Bror Geijer Göthe (1892-1949) was a Swedish artist, painter and textile artist who revived late medieval methods.

==Life==
He was born in the Stockholm parish of Maria Magdalena in 1892 and grew up in the suburb of Djursholm outside the city.

Bror Geijer Göthe was called von Geijer after his mother and was the youngest of five children who were raised by his father Georg Göthe and a maid called Hanna after their mother died in 1896.

Göthe grew up in an environment full of aristocrat families such as the Follins, Hamiltons and Lilliehööks. His godfather was the Swedish poet, novelist, essayist and idealist philosopher Viktor Rydberg.

== Works ==
Göthe was a recognized painter and a textile artist. He was, together with Elsa Flensburg, Märtha Gahn and Märtha Hjortzberg-Reuterswärd, one of the founders of "Ateljé Handtryck", 1915, which was a textile workshop producing textiles based on late medieval manufacturing. Göthe was also a co-worker in "Libraria Konsthantverk AB", which was the Swedish Church’s committee connected to the textile industry. His works indicate that he was strongly influenced by the Middle Ages, frequently depicting religious scenes or ornamental compositions. However, his earliest works had Chinese roots.
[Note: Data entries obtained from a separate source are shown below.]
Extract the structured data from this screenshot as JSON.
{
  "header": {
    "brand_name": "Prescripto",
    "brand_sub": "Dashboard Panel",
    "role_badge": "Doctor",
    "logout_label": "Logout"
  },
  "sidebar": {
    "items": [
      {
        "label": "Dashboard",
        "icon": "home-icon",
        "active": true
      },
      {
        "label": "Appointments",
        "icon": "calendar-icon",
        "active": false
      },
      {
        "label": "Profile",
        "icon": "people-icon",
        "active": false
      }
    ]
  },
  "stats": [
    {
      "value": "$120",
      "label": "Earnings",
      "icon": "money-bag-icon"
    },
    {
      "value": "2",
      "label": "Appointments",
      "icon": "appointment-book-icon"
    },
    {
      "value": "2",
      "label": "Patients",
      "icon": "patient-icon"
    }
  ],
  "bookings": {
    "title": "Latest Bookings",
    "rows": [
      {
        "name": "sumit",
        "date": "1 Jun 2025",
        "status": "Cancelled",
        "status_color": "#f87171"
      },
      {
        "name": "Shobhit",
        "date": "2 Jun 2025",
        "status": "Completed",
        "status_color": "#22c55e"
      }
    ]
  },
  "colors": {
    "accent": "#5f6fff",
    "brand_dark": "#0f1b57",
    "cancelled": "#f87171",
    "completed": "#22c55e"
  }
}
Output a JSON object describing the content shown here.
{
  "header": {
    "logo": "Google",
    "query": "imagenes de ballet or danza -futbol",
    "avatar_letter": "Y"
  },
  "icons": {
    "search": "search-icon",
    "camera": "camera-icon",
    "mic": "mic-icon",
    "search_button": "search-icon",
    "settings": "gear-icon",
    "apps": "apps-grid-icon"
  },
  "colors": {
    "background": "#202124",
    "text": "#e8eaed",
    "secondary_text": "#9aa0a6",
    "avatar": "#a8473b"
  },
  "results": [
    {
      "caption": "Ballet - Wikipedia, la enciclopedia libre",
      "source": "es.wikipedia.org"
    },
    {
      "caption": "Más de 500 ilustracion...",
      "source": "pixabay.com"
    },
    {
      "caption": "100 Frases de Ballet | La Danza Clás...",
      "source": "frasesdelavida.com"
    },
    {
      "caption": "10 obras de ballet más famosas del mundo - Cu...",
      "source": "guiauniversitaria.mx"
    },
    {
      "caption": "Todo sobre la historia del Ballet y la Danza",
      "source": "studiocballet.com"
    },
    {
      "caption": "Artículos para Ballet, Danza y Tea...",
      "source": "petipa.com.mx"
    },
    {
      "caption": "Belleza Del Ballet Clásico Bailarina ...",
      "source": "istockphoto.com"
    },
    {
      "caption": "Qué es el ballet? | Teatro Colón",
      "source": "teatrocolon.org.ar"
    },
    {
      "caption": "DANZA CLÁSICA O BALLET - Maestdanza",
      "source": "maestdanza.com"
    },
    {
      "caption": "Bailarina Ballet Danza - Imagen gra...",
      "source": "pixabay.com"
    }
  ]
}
The significance of Bror Geijer Göthe's art was the innovative way of using the technique of embroidery in art. The way he combined as well as introduced new possibilities for interpreting and enjoying Christian art from the Middle Ages was important for the survival of medieval contemporary art. Because of this, he is, without any doubt, a role model in Swedish sacred textile art. Medieval art could once more be appreciated and could explain some fundamental aspects about the Christian Church. His art can be described as an Art Nouveau-inspired religious pieces and he followed two different paths in his artistic life; one with a strong personal character presentation where the naturalistic or the plastic characters are central on the composition of the piece and, the other path was focusing on the beauty of Art and can nearly be described as strictly decorative.